I love my child. And I’m not so egotistical to claim that my home-schooling is still sufficient, considering how bright he is. I want him to have this chance. But I can also honestly say I’m not comfortable with handing over control in one fell swoop.
I’m not the perfect parent. But I’m the only one he’s got. And nobody’s listening to me. Including D himself, lately. Bizarrely, if he gets frustrated with something then refuses to let me help him with it, I feel provoked. That’s my job.
…oh. I just worked it out. I think. Is the root of all this, the cause of all the tears and tantrums (on both sides), of the sleepless nights and endless worry.. because I’m being made redundant?
So, it’s been mentioned in one of our many recent appointments, that seeing as D enjoys and works well with computers, we might look into getting him an iPad. It’s incredible, the sort of specialist apps that are available for children on the spectrum – I’ve been Googling a lot this morning. But to be honest, I simply can’t afford to get one for him. I even looked into the few mobile phone contracts that are offering the iPad as a ‘free’ gift. They’re still pretty expensive, and besides, I’m stuck with my (rubbish) provider until May anyway.

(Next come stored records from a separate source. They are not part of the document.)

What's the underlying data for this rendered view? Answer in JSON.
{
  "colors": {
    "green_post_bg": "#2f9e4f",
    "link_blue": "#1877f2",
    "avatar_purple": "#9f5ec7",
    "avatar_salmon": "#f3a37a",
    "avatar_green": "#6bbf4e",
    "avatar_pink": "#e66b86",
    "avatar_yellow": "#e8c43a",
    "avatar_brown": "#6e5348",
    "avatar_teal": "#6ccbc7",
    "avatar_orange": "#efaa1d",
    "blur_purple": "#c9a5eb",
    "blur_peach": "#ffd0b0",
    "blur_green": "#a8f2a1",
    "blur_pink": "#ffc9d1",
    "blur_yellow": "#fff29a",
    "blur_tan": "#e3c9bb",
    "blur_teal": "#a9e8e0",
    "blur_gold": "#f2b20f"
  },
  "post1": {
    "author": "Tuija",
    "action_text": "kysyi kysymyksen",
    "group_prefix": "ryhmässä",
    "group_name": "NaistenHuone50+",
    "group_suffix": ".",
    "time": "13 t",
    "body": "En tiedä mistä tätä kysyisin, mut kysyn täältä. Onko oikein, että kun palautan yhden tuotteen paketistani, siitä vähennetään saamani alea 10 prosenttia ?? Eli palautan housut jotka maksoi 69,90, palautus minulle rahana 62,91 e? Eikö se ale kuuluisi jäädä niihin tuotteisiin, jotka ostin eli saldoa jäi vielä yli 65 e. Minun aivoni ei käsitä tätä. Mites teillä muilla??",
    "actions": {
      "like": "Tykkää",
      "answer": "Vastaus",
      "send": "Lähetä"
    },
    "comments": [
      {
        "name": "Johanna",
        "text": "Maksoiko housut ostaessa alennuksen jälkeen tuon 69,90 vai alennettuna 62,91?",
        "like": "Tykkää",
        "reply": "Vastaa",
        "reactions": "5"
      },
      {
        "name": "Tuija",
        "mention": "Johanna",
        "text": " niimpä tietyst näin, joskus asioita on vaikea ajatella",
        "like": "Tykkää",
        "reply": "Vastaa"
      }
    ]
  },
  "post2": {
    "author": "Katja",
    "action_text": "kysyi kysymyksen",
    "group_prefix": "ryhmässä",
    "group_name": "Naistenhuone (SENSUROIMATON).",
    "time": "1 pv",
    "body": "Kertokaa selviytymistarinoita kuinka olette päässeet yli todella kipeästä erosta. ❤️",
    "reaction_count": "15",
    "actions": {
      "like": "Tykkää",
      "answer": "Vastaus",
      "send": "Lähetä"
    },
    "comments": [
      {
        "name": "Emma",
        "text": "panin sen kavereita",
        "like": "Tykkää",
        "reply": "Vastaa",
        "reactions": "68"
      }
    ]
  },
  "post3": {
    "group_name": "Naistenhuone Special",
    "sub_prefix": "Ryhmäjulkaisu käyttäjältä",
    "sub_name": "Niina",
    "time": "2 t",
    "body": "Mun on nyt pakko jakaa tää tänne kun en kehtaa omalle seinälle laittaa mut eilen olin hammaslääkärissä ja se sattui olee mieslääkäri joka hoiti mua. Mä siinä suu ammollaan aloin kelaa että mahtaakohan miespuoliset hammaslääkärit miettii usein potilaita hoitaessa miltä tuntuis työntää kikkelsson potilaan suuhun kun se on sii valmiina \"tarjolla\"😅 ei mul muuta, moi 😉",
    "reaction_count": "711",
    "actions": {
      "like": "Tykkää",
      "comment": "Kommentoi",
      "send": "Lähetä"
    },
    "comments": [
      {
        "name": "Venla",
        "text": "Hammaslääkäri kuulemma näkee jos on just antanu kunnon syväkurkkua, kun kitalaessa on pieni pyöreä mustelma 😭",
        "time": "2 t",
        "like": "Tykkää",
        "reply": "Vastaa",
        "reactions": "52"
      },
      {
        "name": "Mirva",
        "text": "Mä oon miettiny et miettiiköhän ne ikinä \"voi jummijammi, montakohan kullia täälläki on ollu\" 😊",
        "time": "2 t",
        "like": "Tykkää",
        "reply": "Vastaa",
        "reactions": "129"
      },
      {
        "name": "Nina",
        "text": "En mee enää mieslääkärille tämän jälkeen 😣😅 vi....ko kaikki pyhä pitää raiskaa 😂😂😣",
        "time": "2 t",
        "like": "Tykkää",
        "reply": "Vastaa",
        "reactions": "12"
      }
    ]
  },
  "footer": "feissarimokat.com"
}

After a lot of searching through forums, I stumbled upon a link for Smile for Life; a children’s charity in the UK.
‘Based in the North East, Smile For Life primarily helps children from across the North East of England and Scottish Borders. Our vision is to be approachable and accessible to anyone, from any walk of life where our support will make a real difference to a childs life.’
I usually don’t expect charity of any sort, I hasten to add. But this is something I really think would help D, especially as we move forward with new methods of communication. And I thought it was worth mentioning, for anyone else who might find the financial climate a bit chilly.